Background: Accumulating evidence indicates decreased melatonin levels in patients with schizophrenia. Insomnia, mainly difficulty in falling asleep at night, is commonly reported in this population. Association of insomnia with low or abnormal melatonin rhythms has been repeatedly documented. Melatonin is an endogenous sleep promoter in humans. We hypothesized that insomnia in patients with schizophrenia may be partially due to diminished melatonin output. In this study, we measured melatonin output in patients with chronic schizophrenia and assessed the effects of melatonin replacement on their sleep quality.

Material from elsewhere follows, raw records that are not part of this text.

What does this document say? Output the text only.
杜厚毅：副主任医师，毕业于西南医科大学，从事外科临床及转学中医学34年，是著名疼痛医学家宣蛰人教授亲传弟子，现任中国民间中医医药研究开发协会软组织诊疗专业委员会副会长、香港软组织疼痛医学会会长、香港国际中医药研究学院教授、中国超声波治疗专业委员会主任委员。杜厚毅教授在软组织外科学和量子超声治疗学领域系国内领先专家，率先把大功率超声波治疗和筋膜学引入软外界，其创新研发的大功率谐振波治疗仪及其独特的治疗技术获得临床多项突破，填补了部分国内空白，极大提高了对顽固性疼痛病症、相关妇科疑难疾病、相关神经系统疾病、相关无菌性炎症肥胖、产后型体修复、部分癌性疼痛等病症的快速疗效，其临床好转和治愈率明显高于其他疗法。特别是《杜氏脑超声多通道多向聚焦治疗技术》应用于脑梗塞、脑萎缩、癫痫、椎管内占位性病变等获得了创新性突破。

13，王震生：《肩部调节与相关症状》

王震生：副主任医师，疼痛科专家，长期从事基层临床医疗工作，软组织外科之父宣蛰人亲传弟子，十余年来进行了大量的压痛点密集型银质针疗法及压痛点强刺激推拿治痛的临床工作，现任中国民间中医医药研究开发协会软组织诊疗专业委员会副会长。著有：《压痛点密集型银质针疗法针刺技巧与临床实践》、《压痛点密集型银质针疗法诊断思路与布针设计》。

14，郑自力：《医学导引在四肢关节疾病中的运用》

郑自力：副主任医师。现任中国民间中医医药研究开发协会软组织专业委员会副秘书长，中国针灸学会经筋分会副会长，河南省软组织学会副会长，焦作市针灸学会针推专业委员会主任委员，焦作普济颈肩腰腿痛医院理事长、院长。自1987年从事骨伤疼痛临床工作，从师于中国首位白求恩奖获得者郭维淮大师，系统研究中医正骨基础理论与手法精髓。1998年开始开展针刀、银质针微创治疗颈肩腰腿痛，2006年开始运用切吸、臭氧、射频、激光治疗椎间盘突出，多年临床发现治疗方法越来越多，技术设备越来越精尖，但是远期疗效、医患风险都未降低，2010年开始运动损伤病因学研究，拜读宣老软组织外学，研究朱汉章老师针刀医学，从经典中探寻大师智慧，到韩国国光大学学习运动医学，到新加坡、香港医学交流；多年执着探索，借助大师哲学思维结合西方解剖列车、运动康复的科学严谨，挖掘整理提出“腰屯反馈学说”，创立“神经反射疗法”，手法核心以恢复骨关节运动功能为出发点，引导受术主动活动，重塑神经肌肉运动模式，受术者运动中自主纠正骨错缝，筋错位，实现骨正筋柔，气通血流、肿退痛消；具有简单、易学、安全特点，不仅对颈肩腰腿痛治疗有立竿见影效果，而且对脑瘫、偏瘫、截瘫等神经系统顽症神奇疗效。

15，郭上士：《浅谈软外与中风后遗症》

Method: In a randomized, double-blind, cross-over, clinically based trial, 19 patients with DSM-IV schizophrenia who were treated with the normal treatment regimen were given melatonin (2 mg, controlled release) or placebo for 2 treatment periods of 3 weeks each with 1 week washout between treatment periods (7 weeks total). For measuring endogenous melatonin production, urine was collected from each patient every 3 hours between 9:00 p.m. and 9:00 a.m. Actigraphy was performed for 3 consecutive nights at the end of each period. Activity- and rest-derived sleep parameters were compared for the whole population with treatment arm as the intervening variable. A separate analysis was performed for patients subgrouped into high versus low sleep efficiency.
Results: All patients had low melatonin output. Melatonin replacement significantly improved rest-derived sleep efficiency compared with placebo (83.5% vs. 78.2%, p = .038) in this population. Improvement of sleep efficiency was significantly greater (p < .0014) in low-efficiency (80% vs. 67%) than high-efficiency sleepers (88% vs. 90%). In addition, during melatonin therapy, tendencies toward shortened sleep latency (by 40 minutes, p < .056) and increased sleep duration (by 45 minutes, p < .078) were observed in low- but not high-efficiency sleepers.
Conclusion: Melatonin improves sleep efficiency in patients with schizophrenia whose sleep quality is low.